What does it mean to jump? Let’s try to get a fix on things by measuring them. How high do you think someone who’s good at jumping is able to jump? How far? How does that vary based on getting a running start or nailing the jump angle or push-off? We know folks who can get themselves up well over a yard in the air, so maybe that’s a good baseline. Of course, there are people with shorter legs, longer legs, different joint placements, a tendency to favor one foot or the other. In every case, we know they have to push themselves forward at some point in the jump, so let’s simulate that by having the player press W to go forward. That’s all, just W, and their legs and feet work automatically like in the real world. They don’t push different buttons to move different feet unless they’re playing QWOP, a game that actually proves the point of this blog post – virtual jumping is more complicated than we think.

To further develop our simulation, let’s add a Spacebar press that makes the character push down off the ground, causing it to push back up on them and propel them into the air. Of course we’ll also need some gravity, so they reach a sensible height and fall back to earth. To make jumping skill-based, we also need to simulate that biofeedback we get from all of our senses when performing any kind of move in the real world. We mimic that input by providing the user with information via UI elements, color coding, sound design and effects, glowy-shit, everything.
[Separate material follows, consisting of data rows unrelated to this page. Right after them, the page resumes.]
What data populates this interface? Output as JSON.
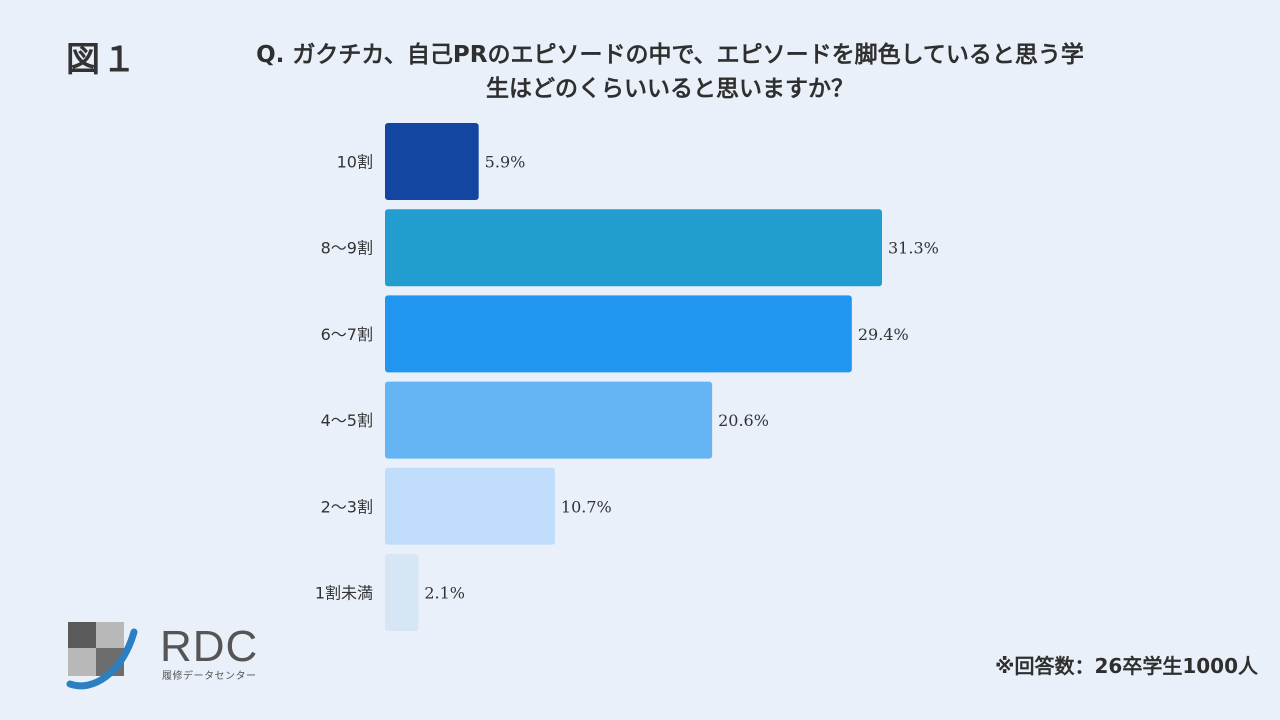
{
  "figure_label": "図１",
  "title_line1": "Q. ガクチカ、自己PRのエピソードの中で、エピソードを脚色していると思う学",
  "title_line2": "生はどのくらいいると思いますか？",
  "footnote": "※回答数：26卒学生1000人",
  "logo": {
    "name": "RDC",
    "subtitle": "履修データセンター",
    "icon": "rdc-logo-icon"
  },
  "chart_data": {
    "type": "bar",
    "orientation": "horizontal",
    "title": "Q. ガクチカ、自己PRのエピソードの中で、エピソードを脚色していると思う学生はどのくらいいると思いますか？",
    "categories": [
      "10割",
      "8～9割",
      "6～7割",
      "4～5割",
      "2～3割",
      "1割未満"
    ],
    "values": [
      5.9,
      31.3,
      29.4,
      20.6,
      10.7,
      2.1
    ],
    "value_labels": [
      "5.9%",
      "31.3%",
      "29.4%",
      "20.6%",
      "10.7%",
      "2.1%"
    ],
    "colors": [
      "#1346a0",
      "#229dd0",
      "#2196f0",
      "#65b5f5",
      "#bfddfa",
      "#d6e6f5"
    ],
    "xlim": [
      0,
      31.3
    ],
    "grid": false
  }
}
Now they know if each jump did what they wanted it to and can practice at becoming a better jumper. Now the system is complex enough to even allow for better jumpers and worse jumpers. Now we have a game.

But jumping in a game can’t be entirely the same as jumping in real life. For example, in real life, as you near an edge you plan to jump from, most people instinctively look down real quick to make sure of the placement of their last step, the push-off. In our games, you won’t do that. We tried it, you won’t enjoy it. It’s not fun. Looking down at your character’s foot briefly before a leap – even gamifying where that foot lands and whether you nail the ledge – not that fun. Then “what does it mean to jump?” also implies a host of artistic decisions. The way you move in a game is, or should be, a bunch of very conscious choices made by the development team. It’s kinda hard to rebuild gaming from scratch, tbh.

Speaking of that moment at the ledge, did you know lots of games gloss over it by making you Wile E. Coyote? Just like that poor hapless bastard, your character model is able to run just a bit past the edge of a cliff and still trigger a jump if they need to. It works to push our brains past that moment of unreality, but it remains, in some sense, unsatisfying and incomplete. We still haven’t fully answered the question: what does it mean to jump?

When you’re about to jump, your body compacts and you become a slightly smaller version of yourself; no one leaps with their legs straight. This primes your joints and muscles to expand again, so you can aim all that energy groundward in a burst and blast off, briefly defying gravity and spitting in the very eye of God. To simulate this aspect of jumping, how about instead of pressing Spacebar you hold it for a semi-arbitrary length of time, and that represents how much oomph you’re putting into each one? Now you can perform a small skip, a light jump, or a huge leap, and build games that require that level of precision and attention to succeed. Mechanics like this invite us into the game, into a moment of focus – into a state of flow.

By taking nothing for granted and rebuilding what it means to jump, to run, to attack, to play, we can use the latest tools to honor the richness and complexity of actual physics, and therefore expand the range of skill growth and satisfaction available to a player. Easy to learn, hard to master, fun to play – that’s what we want Consortium9 games to be. So next time you’re gaming, next time you hit that Spacebar, ask yourself: does this jump mean enough? Could it mean more?

What does it mean to jump? It means going for it. It means energetically moving forward with the trust that you’ll be able to stick the landing. A jump, once undertaken, is something you can’t take back until it’s completed (or unless you’re Prince of Persia circa 2003).

For us, NOR is a big jump. We hope you’ll make it with us.